Пётр Семёнович потянулся за бутылкой. В висках стучало, окружающий мир приобретал багровый оттенок, близился приступ. Руки его дрожали, часть водки пролилась мимо.
Хруст от откусываемого яблока отдался в мозгах таким вселенским скрежетом, что Пётр Семёнович в страхе выплюнул его. Сквозь багровую мглу он различил неясный и колыхающийся силуэт, приближающийся к нему.
– Дя-дя-я-я, д-а-а-а-й з-а-а-к-у-у-р-ить! – замедленно, как показалось ему бесконечно долго, раскатами грома, прогремело в его ушах.
«Это они! Они пришли!» – облегчённо, почти радостно подумал Пётр Семёнович. – «Сейчас ребятки, сейчас…» Багровый силуэт колебался прямо перед ним. Пётр Семёнович встал, примерился в середину колыхающегося контура. «Сейчас…» – он выхватил из кармана отвёртку и с размаха воткнул её в багровый силуэт, стоявший перед ним. Тот хлюпнул и уменьшился в размере. Страшный крик раздался сбоку. И это был крик его дочери. Пелена разом схлынула с глаз Петра Семёновича.
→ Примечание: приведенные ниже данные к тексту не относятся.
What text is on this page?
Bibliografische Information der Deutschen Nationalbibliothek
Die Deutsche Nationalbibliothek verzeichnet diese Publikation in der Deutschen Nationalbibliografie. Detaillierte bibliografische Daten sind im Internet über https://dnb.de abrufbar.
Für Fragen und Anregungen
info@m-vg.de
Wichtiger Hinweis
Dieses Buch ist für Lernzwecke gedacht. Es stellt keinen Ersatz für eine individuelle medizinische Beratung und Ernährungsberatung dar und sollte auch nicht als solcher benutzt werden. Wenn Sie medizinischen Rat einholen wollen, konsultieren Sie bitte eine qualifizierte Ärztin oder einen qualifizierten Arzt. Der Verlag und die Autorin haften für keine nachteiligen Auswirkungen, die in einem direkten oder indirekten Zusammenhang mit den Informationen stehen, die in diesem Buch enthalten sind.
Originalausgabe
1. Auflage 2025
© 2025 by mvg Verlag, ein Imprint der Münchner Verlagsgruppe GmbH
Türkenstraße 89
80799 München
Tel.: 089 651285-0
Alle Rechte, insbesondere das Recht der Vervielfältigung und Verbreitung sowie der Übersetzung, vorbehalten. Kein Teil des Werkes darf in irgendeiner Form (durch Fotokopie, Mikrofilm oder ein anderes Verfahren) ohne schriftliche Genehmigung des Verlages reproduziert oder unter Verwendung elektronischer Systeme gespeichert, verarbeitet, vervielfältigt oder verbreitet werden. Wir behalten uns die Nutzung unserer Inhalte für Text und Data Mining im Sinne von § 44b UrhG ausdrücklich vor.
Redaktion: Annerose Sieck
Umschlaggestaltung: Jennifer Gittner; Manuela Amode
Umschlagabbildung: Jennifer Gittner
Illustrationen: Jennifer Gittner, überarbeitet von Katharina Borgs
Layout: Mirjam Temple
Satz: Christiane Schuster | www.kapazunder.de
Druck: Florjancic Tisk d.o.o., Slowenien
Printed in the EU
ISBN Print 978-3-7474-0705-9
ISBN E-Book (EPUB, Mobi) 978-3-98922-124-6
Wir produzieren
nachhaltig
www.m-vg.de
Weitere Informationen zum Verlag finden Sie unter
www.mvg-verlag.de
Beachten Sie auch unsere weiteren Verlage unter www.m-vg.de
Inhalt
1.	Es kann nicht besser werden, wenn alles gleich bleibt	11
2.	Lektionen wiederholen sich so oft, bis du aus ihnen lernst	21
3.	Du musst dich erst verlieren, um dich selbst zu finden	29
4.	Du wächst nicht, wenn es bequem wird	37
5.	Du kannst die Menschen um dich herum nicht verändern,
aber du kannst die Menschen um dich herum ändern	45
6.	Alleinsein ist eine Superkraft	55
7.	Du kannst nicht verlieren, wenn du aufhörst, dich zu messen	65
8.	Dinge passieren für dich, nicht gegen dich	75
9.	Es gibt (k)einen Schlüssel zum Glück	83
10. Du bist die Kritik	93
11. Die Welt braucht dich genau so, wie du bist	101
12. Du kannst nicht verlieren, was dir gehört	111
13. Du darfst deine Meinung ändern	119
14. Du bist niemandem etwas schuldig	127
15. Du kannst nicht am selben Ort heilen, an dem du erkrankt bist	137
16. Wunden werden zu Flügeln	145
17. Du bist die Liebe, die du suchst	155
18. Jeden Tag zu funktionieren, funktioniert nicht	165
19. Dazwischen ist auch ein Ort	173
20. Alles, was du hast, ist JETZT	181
Он увидел свою дочь с прижатыми ко рту ладошками, обезумевшими глазами смотрящую вниз, ему под ноги. А там, скорючившись, суча ногами, извивался, тот, в кого он только что воткнул свою отвёртку. Пётр Семёнович узнал жениха своей дочери.
Петра Семёновича нашли в парке. Он повесился на ремне, который подарила на день рождения его дочь.